Ebu Hüseyin Nuri (rahmetullahi aleyh) şöyle buyurmuştur:
“Ey bedenim! Maddi varlığım! Yıllarca hevesine ve keyfine göre yedin içtin, konuştun, gördün, dinledin, dolaştın, aldın, tuttun, uyudun, dilediğince yaşadın, arzularını tatmin ettin. Bütün bunlar sana kafi! Yeter artık! Şimdi eve dön ki seni orada bukağıya vurup boynuna Hak’ın hukuku olan şeyleri asayım. Eğer bu hal üzere kalırsan devlet sahibi olursun, aksi takdirde hiç değilse Hakk’ın yolunda yük yüklenmiş olursun!”
Ebu Hüseyin Nuri (rahmetullahi aleyh) nefs hakkında şöyle buyurmuştur:
“Nefis kalple bir ve eşit olunca, kalpte pırıldayan her şey nefis hazzını alır ve bu da beladan başka bir şey değildir.
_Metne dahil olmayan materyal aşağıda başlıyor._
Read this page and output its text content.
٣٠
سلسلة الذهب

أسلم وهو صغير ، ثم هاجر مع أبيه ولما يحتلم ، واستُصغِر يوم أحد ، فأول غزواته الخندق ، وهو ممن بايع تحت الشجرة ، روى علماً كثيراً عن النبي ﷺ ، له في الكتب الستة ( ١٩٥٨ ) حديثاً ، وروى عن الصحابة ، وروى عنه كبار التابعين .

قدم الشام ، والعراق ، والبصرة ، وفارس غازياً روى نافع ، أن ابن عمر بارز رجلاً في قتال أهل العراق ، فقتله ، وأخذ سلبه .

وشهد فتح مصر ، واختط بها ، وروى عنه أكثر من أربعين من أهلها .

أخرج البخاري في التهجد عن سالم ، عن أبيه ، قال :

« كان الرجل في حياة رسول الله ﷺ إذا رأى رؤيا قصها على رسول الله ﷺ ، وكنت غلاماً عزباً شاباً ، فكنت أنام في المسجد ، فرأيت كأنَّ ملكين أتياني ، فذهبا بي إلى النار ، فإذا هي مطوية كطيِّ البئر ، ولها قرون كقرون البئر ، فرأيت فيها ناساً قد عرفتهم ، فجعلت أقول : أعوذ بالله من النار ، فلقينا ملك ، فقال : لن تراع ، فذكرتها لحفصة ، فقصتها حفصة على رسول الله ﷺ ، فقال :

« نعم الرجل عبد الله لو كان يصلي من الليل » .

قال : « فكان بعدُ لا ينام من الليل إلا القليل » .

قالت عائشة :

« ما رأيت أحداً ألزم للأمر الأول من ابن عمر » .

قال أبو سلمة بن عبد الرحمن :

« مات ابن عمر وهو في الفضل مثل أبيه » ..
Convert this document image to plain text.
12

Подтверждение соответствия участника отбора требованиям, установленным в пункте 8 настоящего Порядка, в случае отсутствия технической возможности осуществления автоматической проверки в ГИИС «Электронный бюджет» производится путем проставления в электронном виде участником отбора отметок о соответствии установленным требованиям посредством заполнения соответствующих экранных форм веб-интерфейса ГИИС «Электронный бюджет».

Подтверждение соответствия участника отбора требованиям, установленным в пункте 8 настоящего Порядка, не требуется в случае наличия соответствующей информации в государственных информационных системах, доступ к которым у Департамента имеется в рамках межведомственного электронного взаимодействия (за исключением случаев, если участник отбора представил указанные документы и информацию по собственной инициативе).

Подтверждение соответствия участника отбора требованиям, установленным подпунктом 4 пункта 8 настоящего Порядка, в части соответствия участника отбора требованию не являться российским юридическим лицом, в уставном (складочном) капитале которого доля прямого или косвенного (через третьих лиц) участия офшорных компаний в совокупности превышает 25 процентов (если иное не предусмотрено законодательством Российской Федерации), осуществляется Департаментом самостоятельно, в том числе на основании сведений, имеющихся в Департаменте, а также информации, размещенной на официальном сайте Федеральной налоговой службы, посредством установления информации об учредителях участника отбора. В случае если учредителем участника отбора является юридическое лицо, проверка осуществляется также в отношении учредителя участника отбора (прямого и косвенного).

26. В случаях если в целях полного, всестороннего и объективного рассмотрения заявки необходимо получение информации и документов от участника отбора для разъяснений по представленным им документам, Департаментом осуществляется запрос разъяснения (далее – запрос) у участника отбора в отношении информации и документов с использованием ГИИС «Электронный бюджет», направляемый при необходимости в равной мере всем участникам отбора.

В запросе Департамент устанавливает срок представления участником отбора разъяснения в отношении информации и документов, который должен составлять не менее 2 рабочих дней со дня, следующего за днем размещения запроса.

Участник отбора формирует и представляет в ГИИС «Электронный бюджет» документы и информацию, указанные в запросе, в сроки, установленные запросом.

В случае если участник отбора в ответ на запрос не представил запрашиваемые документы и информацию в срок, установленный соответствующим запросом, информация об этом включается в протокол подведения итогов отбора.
Bu sebeple nefsin rahat bulduğu hiçbir şeyin etrafında dolaşma, onun hoşnut olmadığı şeylere yaklaş.”
Ebu Hüseyin Nuri (rahmetullahi aleyh) insanlara hizmeti şöyle anlatmıştır:
“Benim yolum isar ve fedakarlık temeli üzerine kurulmuştur. En aziz şey candır. Şu birkaç nefesi ve soluk alacak zamanı kardeşlerime sarfetmek istiyorum. Çünkü ben dünyadaki bir nefes alacak kadar zamanı, ahretteki binlerce yıllık hayata tercih ediyorum. Zira burası hizmet orası kurbet mahallidir. Orada Allah’a yakın olmak buradaki hizmete göredir.”
Ebu Hüseyin Nuri (rahmetullahi aleyh)i sınamak için kendisine çeşitli meselelerde sorular sordular. İstenilen cevabları verdikten sonra şöyle buyurmuştur:
“Ey kadı! Bütün bunları sordun ama şunu hala sormadın: Acaba Allah’ın öyler erleri var mıdır ki bunların kıyamları hep onunla, hareket ve sükunları aralıksız olarak Onunla, bütün hayatları Onunla, müşahededeki bekaları da daima Onunla olsun? Öyle ki Hakk’ı temaşa etmeleri hali bir lahza kesintiye uğrasa canları bedenlerinden çıksın. Onunla uyusun, Onunla yesin içsin, Onunla tutsun, Onunla yürüsün, görsün, Onunla işitsin ve Onunla olsun! İşte ilim bu sorulara verilen cevaptır, senin sorularına verilen cevap ilim değildir.”
Ebu Hüseyin Nuri (rahmetullahi aleyh) sufileri şöyle anlatır:
“Sufiler öyle bir zümredir ki, ruhları beşeri bulanıklıktan azad olmuş, nefsin afetinden arınmış, heva ve hevesten uzaklaşıp halis hale gelmiş, bu suretle Hak’la sükun ve rahata erip, Ondan gayrı olan her şeyden uzaklaşıp, ilk safta ve en yüksek derecede yerlerini almışlardır. Onun için onlar ne maliktirler ne memlük! Fakir oldukları için malik, nefsin ve hırsın kölesi olmadıkları için de memlük yani kul değillerdir. Sufinin bedeninde hiçbir şey yoktur. Sufi de hiçbir şeyin derdinde değildir. Ne o bunu bağlar, ne de bu onu.”
Ebu Hüseyin Nuri (rahmetullahi aleyh) tasavvufu şöyle tanımlar:
“Tasavvuf ne ilimlerden ibarettir ne de resim ve suretlerden. O ancak ahlaktır. Yani eğer tasavvuf resim ve şekil olsaydı mücahede ile ele geçerdi, bilgi olsaydı talimle hasıl olurdu. Daha açıkçası: tasavvuf sadece ahlaktır. ‘Allah'ın ahlakıyla ahlaklanınız’ ifadesi bunu gösterir. Allah'ın ahlakı ile ahlaklanıp insanların içine karışmak ve dışarı çıkmak ne resim ile ne de ilimle mümkündür. Tasavvuf hürriyet, civanmertlik, külfeti terk ve cömertliktir. Tasavvuf, dünyaya düşman Mevla’ya dost olmaktır.”
Ebu Hüseyin Nuri (rahmetullahi aleyh) şöyle buyurmuştur:
“Terk, Hakk’ın nasibi için nefsin bütün nasiplerini terk etmendir.”